(482f) Design of Advanced Controllers for Post-Combustion CO2 Capture Process Integrated with a Supercritical Pulverized Coal Plant
Design of Advanced Controllers for Post-Combustion CO2 Capture Process Integrated with a Supercritical Pulverized Coal Plant
Qiang Zhang, Debangsu Bhattacharyya, and Richard Turton
Department of Chemical Engineering, West Virginia University,
Morgantown WV, 26506, USA
Focus of this presentation will be on development of advanced control strategies for an MEA-based, post-combustion CO2 capture and compression unit integrated with a 550MWe commercial supercritical pulverized coal power plant. The steady-state process design indicated that multiple parallel trains of CO2 capture processes are required for treating the flue gas from a commercial sized power plant. Thus the dynamic model used in this work comprises of two parallel trains of CO2 capture processes integrated with the steam-side of a supercritical coal fed power plant. The dynamic model of the CO2 capture unit is rigorous with user models incorporated into the Aspen Plus Dynamics® environment for improving the model accuracy under design and off-design operations.

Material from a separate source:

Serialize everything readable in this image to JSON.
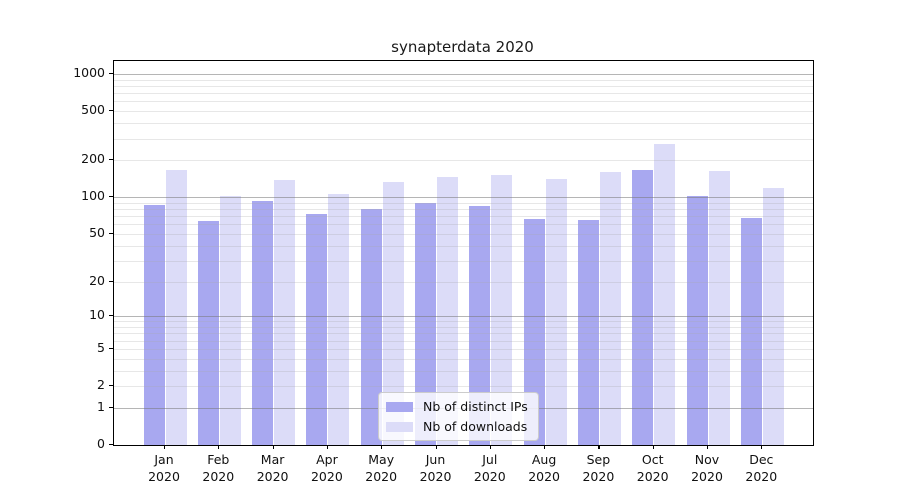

Linear model predictive control (LMPC) is found to provide good control performance of the CO2 capture rate at a set-point of 90% in the face of typical disturbances such as change in the flue gas flow rate and composition. However, when the integration of the power plant and the CO2 capture processes is considered then the situation becomes more complicated. For example, for a load-following power plant with sliding pressure operation, as the flue gas flowrate changes in response to the load changes, there is a corresponding change in the pressure and temperature of the low pressure steam available for the CO2 stripper reboiler. Since the time constants for the CO2 capture process are much longer than for the power plant and the loading of the MEA is strongly influenced by the stripper reboiler temperature the response of the overall system becomes highly non-linear. In addition, considerable time delay in the process and strong interaction between multiple variables result in a challenging problem. The control problem becomes far more difficult when uncertainties in the input and outputs as well as gradual loss in the absorber and stripper performances are considered. Performance of the LMPC is found to be poor under these scenarios. A number of advanced controllers such as nonlinear MPC (NMPC), H∞ robust controller, and robust MPC are designed with novel strategies for uncertainty quantifications and rigorous analysis of tradeoff between performance and stability. In addition, a number of strategies has been developed to reduce the computational expense of the control system.